Home Automobiles Steve Drove The Ford Focus RS, See Why He Called It “Addictive”

Steve Drove The Ford Focus RS, See Why He Called It “Addictive”

They’re often referred to as forbidden fruit, the coveted cars from Europe that for whatever reason don’t make it to our side of the pond. It’s a rare occasion that 1 sneaks across and when it does there’s reason to celebrate. This is the 350 horsepower all-wheel drive Ford Focus RS.

The run is almost over. 2018 will be the last for this current generation hot hatch which finally arrived in the U.S. last year. After SVT merged with Team RS in Europe in 2015, the Blue Oval’s low-volume, high-powered vehicles are branded under the Ford Performance name. 15 years ago there was an SVT Focus for us but this new German-built RS, last introduced in Europe in 2009, makes that car look like a toy.

The RS is EcoBoost powered via a 2.3-liter 4-cylinder fed by a twin-scroll turbocharger – the same motor found in the Mustang but even more rambunctious here making an audacious 350 pound-feet of torque starting at 2,000 RPM.

A 6-speed manual is the sole gearbox which routes an average of 70% of the power to the rear wheels. And then there’s torque vectoring control which applies a small amount of brake force on the inner wheel at the front axle to limit spin and clutch packs at the rear to distribute torque from one side to the other. This significantly adds to the car’s exceptional grip and cornering capabilities.

There are 4 driving modes with which to play including the first-ever Drift setting, allowing for the kind of oversteer-inducing fun typically excluded from cars like this. Though it’s pretty easy to get it around it’s not the same as having such shenanigans in say a V8 Mustang. It’s definitely a cool feature, though. And then there’s the driver-selectable suspension setting with a very aggressive Sport mode, accessed via an oddly placed button at the end of the left stalk. And last but not least, there’s launch control selected through the information display which revs the engine to 5,000 RPM before tearing through 60mph in 4.5 seconds.

While passing another vehicle or launching from a standing start, an automatic overboost-on-demand feature provides additional torque delivery for up to 20 seconds. Brembo front brakes do their typical excellent job of stopping this 3,400 pound car with authority.

These downsized 18” rims fitted with Michelin Pilot Aplin PA4 winter tires are a highly recommended option for those who live in the snowbelt. But, it’s summertime here in the Northeast so I’m not sure why my car is still wearing them but because it is I feel like I’m only getting 80% of the true RS experience.

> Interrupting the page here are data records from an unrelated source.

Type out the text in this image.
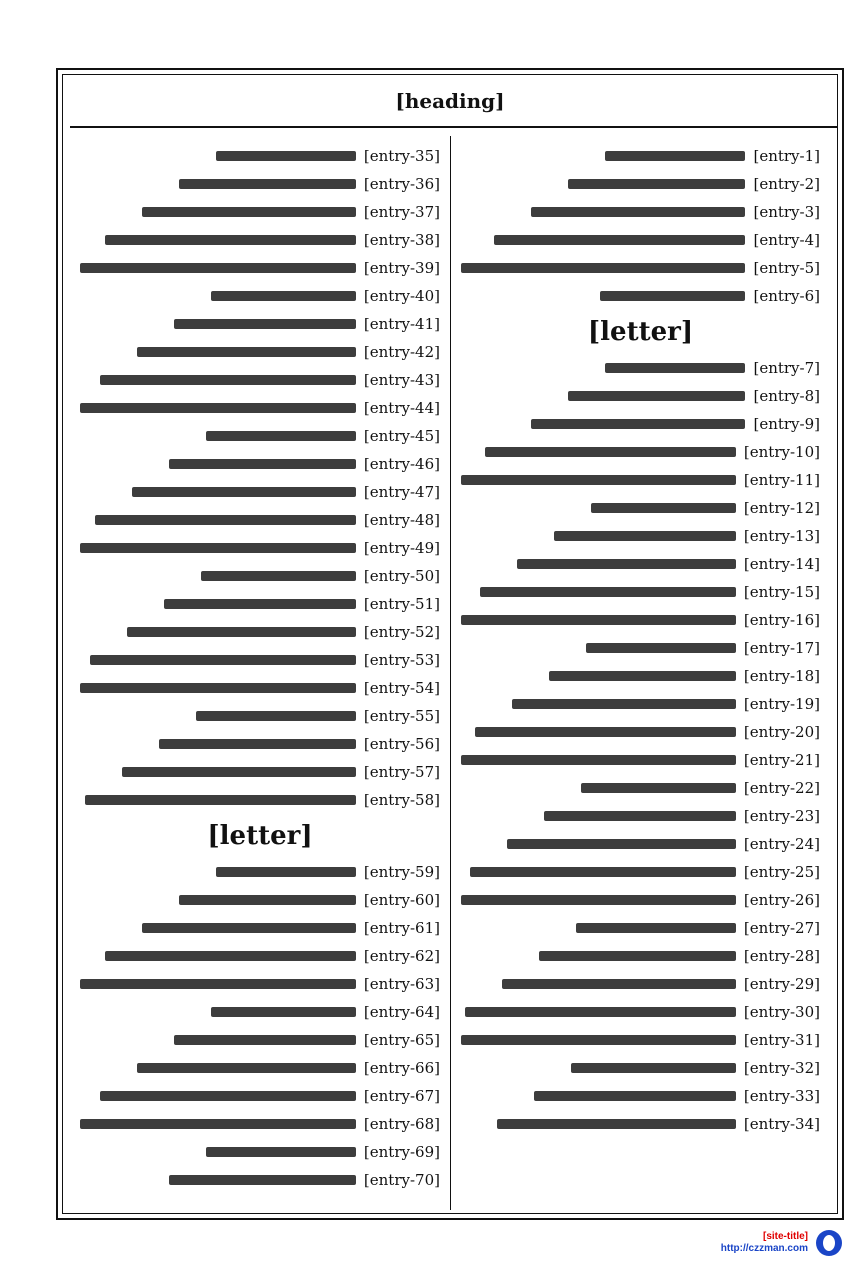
[heading]
[entry-1]
[entry-2]
[entry-3]
[entry-4]
[entry-5]
[entry-6]
[letter]
[entry-7]
[entry-8]
[entry-9]
[entry-10]
[entry-11]
[entry-12]
[entry-13]
[entry-14]
[entry-15]
[entry-16]
[entry-17]
[entry-18]
[entry-19]
[entry-20]
[entry-21]
[entry-22]
[entry-23]
[entry-24]
[entry-25]
[entry-26]
[entry-27]
[entry-28]
[entry-29]
[entry-30]
[entry-31]
[entry-32]
[entry-33]
[entry-34]
[entry-35]
[entry-36]
[entry-37]
[entry-38]
[entry-39]
[entry-40]
[entry-41]
[entry-42]
[entry-43]
[entry-44]
[entry-45]
[entry-46]
[entry-47]
[entry-48]
[entry-49]
[entry-50]
[entry-51]
[entry-52]
[entry-53]
[entry-54]
[entry-55]
[entry-56]
[entry-57]
[entry-58]
[letter]
[entry-59]
[entry-60]
[entry-61]
[entry-62]
[entry-63]
[entry-64]
[entry-65]
[entry-66]
[entry-67]
[entry-68]
[entry-69]
[entry-70]
[site-title]
http://czzman.com
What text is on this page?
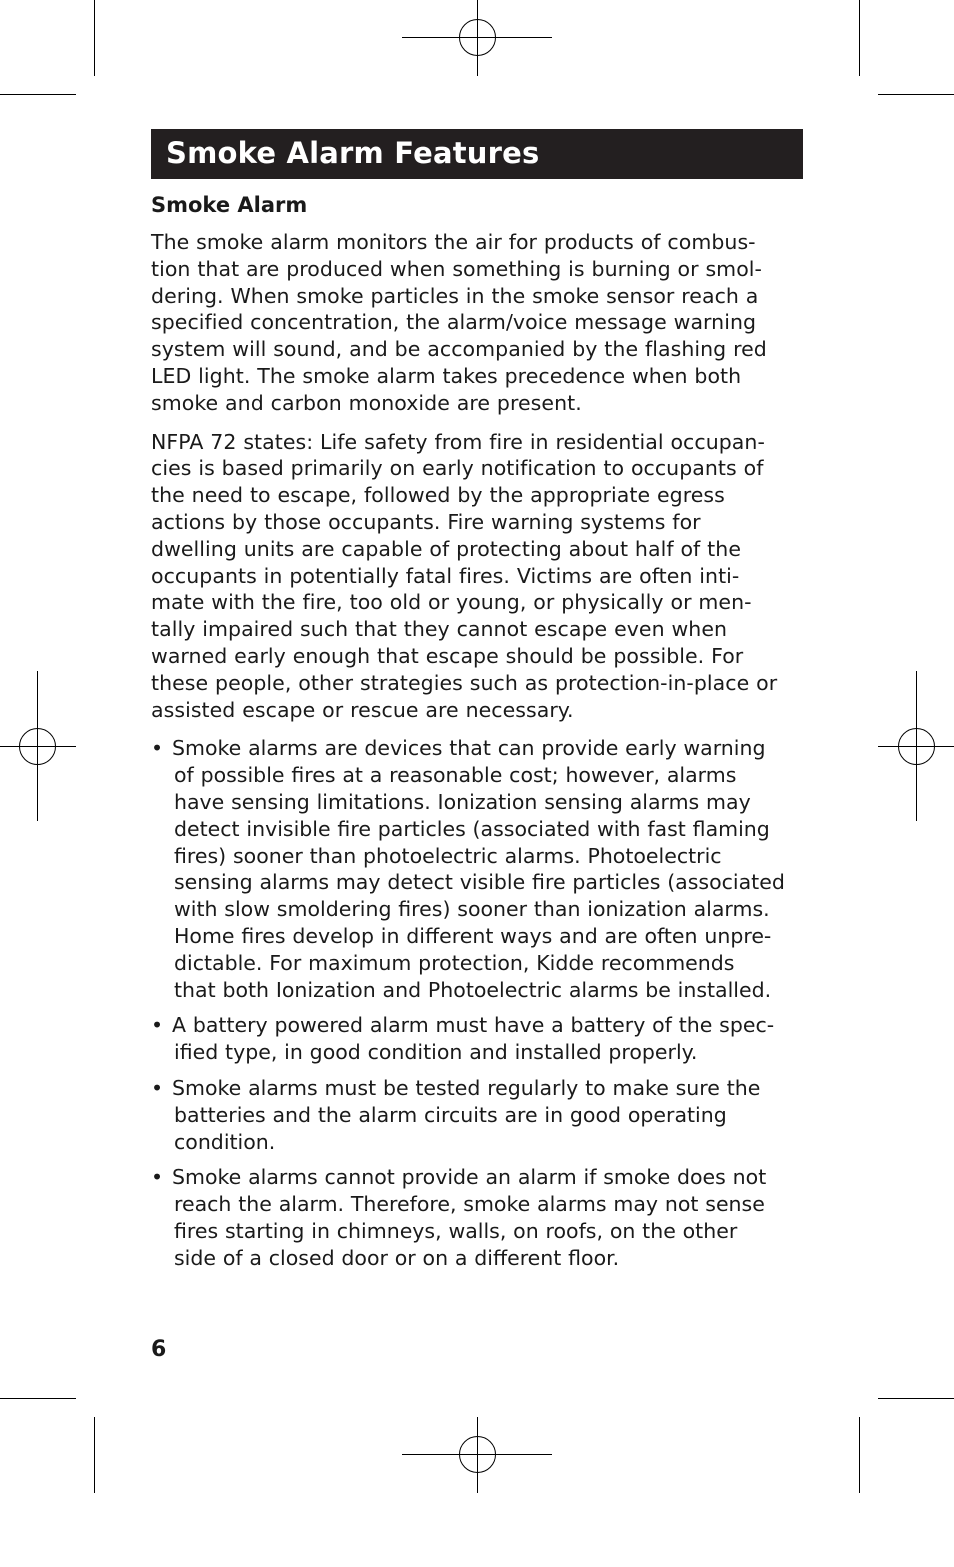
Smoke Alarm Features
Smoke Alarm

The smoke alarm monitors the air for products of combus-
tion that are produced when something is burning or smol-
dering. When smoke particles in the smoke sensor reach a
specified concentration, the alarm/voice message warning
system will sound, and be accompanied by the flashing red
LED light. The smoke alarm takes precedence when both
smoke and carbon monoxide are present.

NFPA 72 states: Life safety from fire in residential occupan-
cies is based primarily on early notification to occupants of
the need to escape, followed by the appropriate egress
actions by those occupants. Fire warning systems for
dwelling units are capable of protecting about half of the
occupants in potentially fatal fires. Victims are often inti-
mate with the fire, too old or young, or physically or men-
tally impaired such that they cannot escape even when
warned early enough that escape should be possible. For
these people, other strategies such as protection-in-place or
assisted escape or rescue are necessary.

• Smoke alarms are devices that can provide early warning
of possible fires at a reasonable cost; however, alarms
have sensing limitations. Ionization sensing alarms may
detect invisible fire particles (associated with fast flaming
fires) sooner than photoelectric alarms. Photoelectric
sensing alarms may detect visible fire particles (associated
with slow smoldering fires) sooner than ionization alarms.
Home fires develop in different ways and are often unpre-
dictable. For maximum protection, Kidde recommends
that both Ionization and Photoelectric alarms be installed.
• A battery powered alarm must have a battery of the spec-
ified type, in good condition and installed properly.
• Smoke alarms must be tested regularly to make sure the
batteries and the alarm circuits are in good operating
condition.
• Smoke alarms cannot provide an alarm if smoke does not
reach the alarm. Therefore, smoke alarms may not sense
fires starting in chimneys, walls, on roofs, on the other
side of a closed door or on a different floor.
6
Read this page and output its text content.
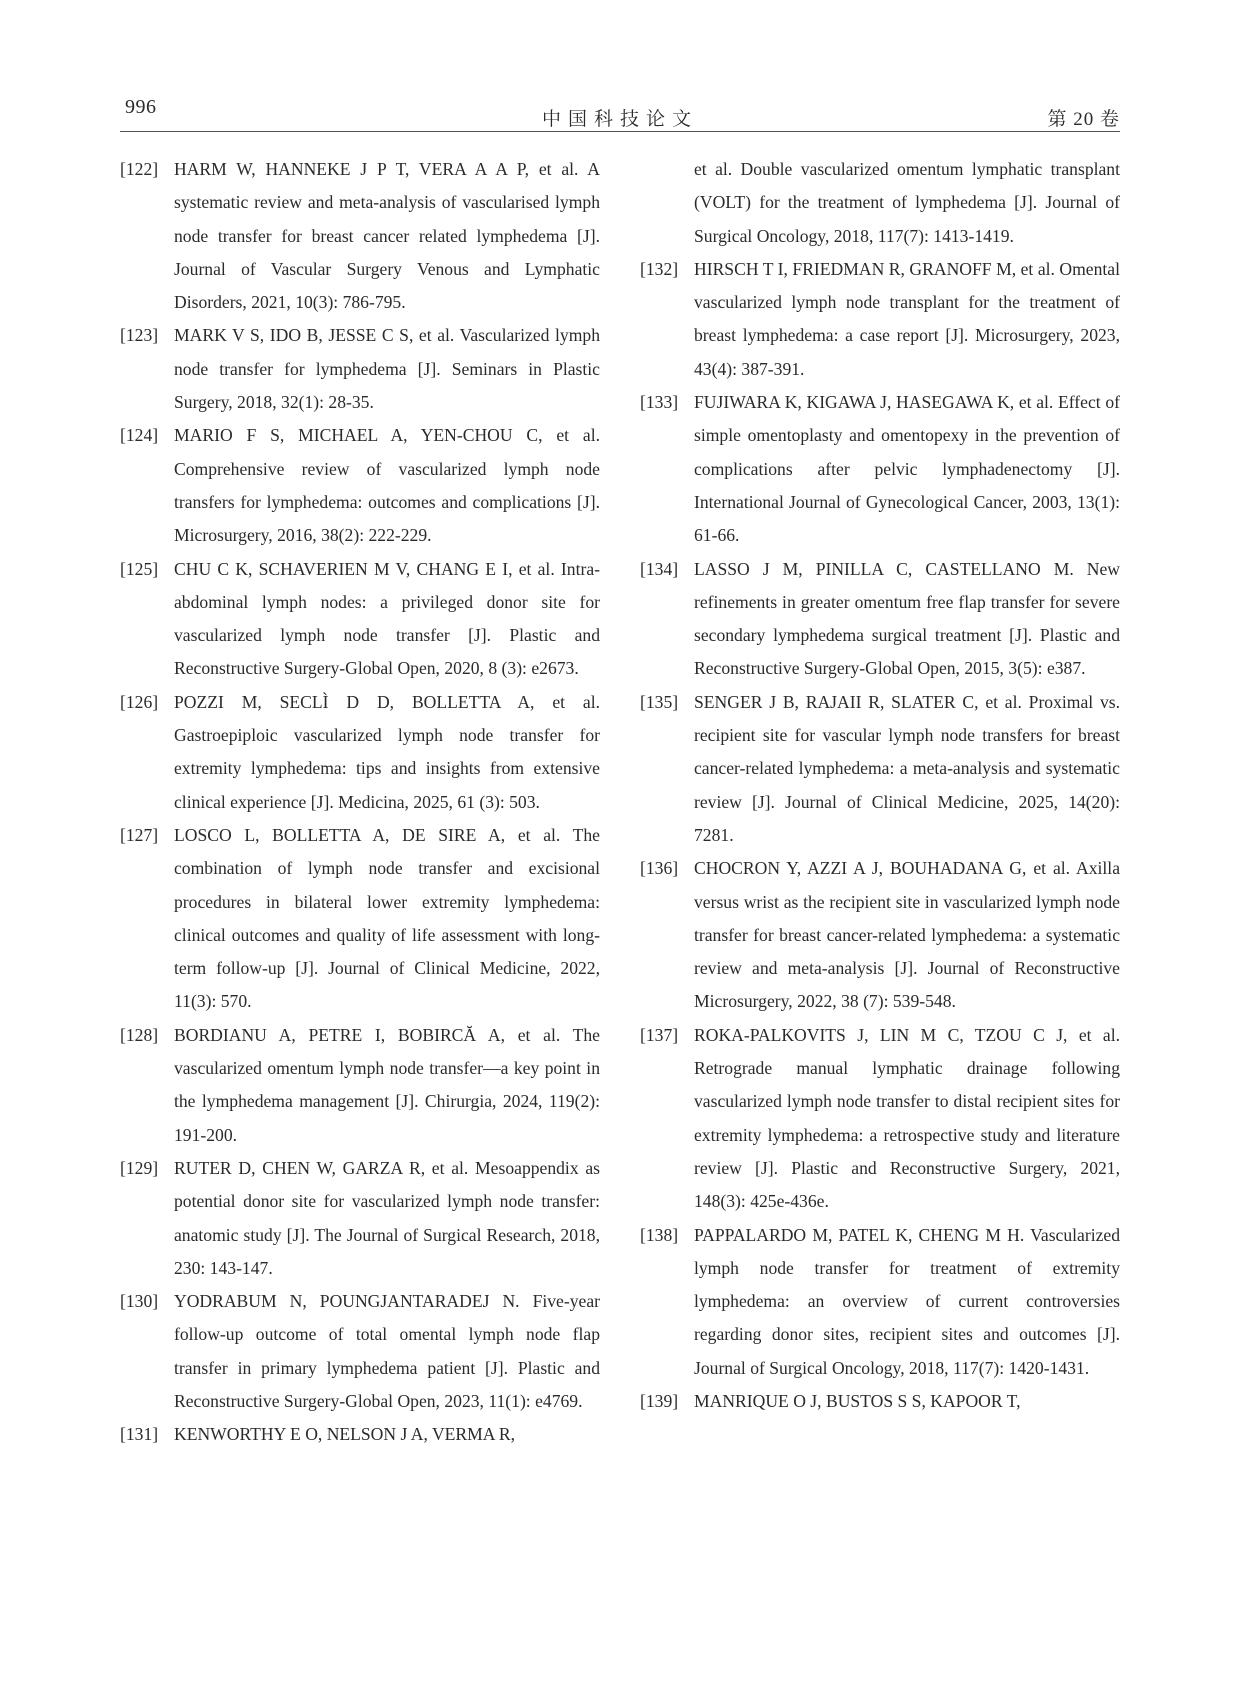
996
中国科技论文	第 20 卷
[122] HARM W, HANNEKE J P T, VERA A A P, et al. A systematic review and meta-analysis of vascularised lymph node transfer for breast cancer related lymphedema [J]. Journal of Vascular Surgery Venous and Lymphatic Disorders, 2021, 10(3): 786-795.
[123] MARK V S, IDO B, JESSE C S, et al. Vascularized lymph node transfer for lymphedema [J]. Seminars in Plastic Surgery, 2018, 32(1): 28-35.
[124] MARIO F S, MICHAEL A, YEN-CHOU C, et al. Comprehensive review of vascularized lymph node transfers for lymphedema: outcomes and complications [J]. Microsurgery, 2016, 38(2): 222-229.
[125] CHU C K, SCHAVERIEN M V, CHANG E I, et al. Intra-abdominal lymph nodes: a privileged donor site for vascularized lymph node transfer [J]. Plastic and Reconstructive Surgery-Global Open, 2020, 8 (3): e2673.
[126] POZZI M, SECLÌ D D, BOLLETTA A, et al. Gastroepiploic vascularized lymph node transfer for extremity lymphedema: tips and insights from extensive clinical experience [J]. Medicina, 2025, 61 (3): 503.
[127] LOSCO L, BOLLETTA A, DE SIRE A, et al. The combination of lymph node transfer and excisional procedures in bilateral lower extremity lymphedema: clinical outcomes and quality of life assessment with long-term follow-up [J]. Journal of Clinical Medicine, 2022, 11(3): 570.
[128] BORDIANU A, PETRE I, BOBIRCĂ A, et al. The vascularized omentum lymph node transfer—a key point in the lymphedema management [J]. Chirurgia, 2024, 119(2): 191-200.
[129] RUTER D, CHEN W, GARZA R, et al. Mesoappendix as potential donor site for vascularized lymph node transfer: anatomic study [J]. The Journal of Surgical Research, 2018, 230: 143-147.
[130] YODRABUM N, POUNGJANTARADEJ N. Five-year follow-up outcome of total omental lymph node flap transfer in primary lymphedema patient [J]. Plastic and Reconstructive Surgery-Global Open, 2023, 11(1): e4769.
[131] KENWORTHY E O, NELSON J A, VERMA R,
et al. Double vascularized omentum lymphatic transplant (VOLT) for the treatment of lymphedema [J]. Journal of Surgical Oncology, 2018, 117(7): 1413-1419.
[132] HIRSCH T I, FRIEDMAN R, GRANOFF M, et al. Omental vascularized lymph node transplant for the treatment of breast lymphedema: a case report [J]. Microsurgery, 2023, 43(4): 387-391.
[133] FUJIWARA K, KIGAWA J, HASEGAWA K, et al. Effect of simple omentoplasty and omentopexy in the prevention of complications after pelvic lymphadenectomy [J]. International Journal of Gynecological Cancer, 2003, 13(1): 61-66.
[134] LASSO J M, PINILLA C, CASTELLANO M. New refinements in greater omentum free flap transfer for severe secondary lymphedema surgical treatment [J]. Plastic and Reconstructive Surgery-Global Open, 2015, 3(5): e387.
[135] SENGER J B, RAJAII R, SLATER C, et al. Proximal vs. recipient site for vascular lymph node transfers for breast cancer-related lymphedema: a meta-analysis and systematic review [J]. Journal of Clinical Medicine, 2025, 14(20): 7281.
[136] CHOCRON Y, AZZI A J, BOUHADANA G, et al. Axilla versus wrist as the recipient site in vascularized lymph node transfer for breast cancer-related lymphedema: a systematic review and meta-analysis [J]. Journal of Reconstructive Microsurgery, 2022, 38 (7): 539-548.
[137] ROKA-PALKOVITS J, LIN M C, TZOU C J, et al. Retrograde manual lymphatic drainage following vascularized lymph node transfer to distal recipient sites for extremity lymphedema: a retrospective study and literature review [J]. Plastic and Reconstructive Surgery, 2021, 148(3): 425e-436e.
[138] PAPPALARDO M, PATEL K, CHENG M H. Vascularized lymph node transfer for treatment of extremity lymphedema: an overview of current controversies regarding donor sites, recipient sites and outcomes [J]. Journal of Surgical Oncology, 2018, 117(7): 1420-1431.
[139] MANRIQUE O J, BUSTOS S S, KAPOOR T,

For $2,000, the RS Winter Wheel and Tire Package makes this Focus the first car in North America to offer this factory accessory option. But with temps in the 70s the original 19” Pilot Super Sport or optional Pilot Sport Cup 2 tires would make a world of difference.

Buckle into this super snug Recaro seat, grab the metallic shifter and engage the highly sprung clutch pedal and you instantly feel like you’re driving a rally car. The suspension setup ranges from taut to wow that’s firm, there’s quick but progressive thrust until an overboost mode sends you rocketing and the popping sounds from the exhaust are always amusing.  This is driving fun personified with a torque vectoring rear axle that really tucks the RS in through the turns. But about midway through the week these winter tires cried mercy and that’s when the glued to the road feeling turned to sloppy mush.

With a starting price of under $37,000, the Focus RS is a super-fun 5-door with plenty of practicality. It’ll accept 4 adults in comfort as long as you’ve got enough youth to get in and out of these high-bolstered Recaros, there’s some expandable cargo room, relatively quiet cabin, year-round traction and 22mpg in combined driving on recommended 93-octane for highest performance. One caveat to this all-wheel drive setup though is this car’s insanely large turning radius.

The interior isn’t going to wow you with its modern high-quality feel, but it’s functional and ergonomically sound with SYNC3 and its embedded navigation and smartphone-connected apps like this one which allows you order Domino’s from your car. It’s also interesting to note that though Android Auto is present, original Focus RS owners can upgrade to Apple CarPlay at a Ford dealer on their own dime…it costs about $200. All told, with the popular RS2 package, Nitrous Blue paint and winter wheels this RS stickers for $42,470. Ford is selling on average more than 500 of them per month in the U.S., most popular in California. 2018 models benefit from a new limited slip differential on the front axle.

This car is addictive – I found myself always looking for a reason to go for a drive. So if rally racing is in your blood, give this European-born Ford a test-drive.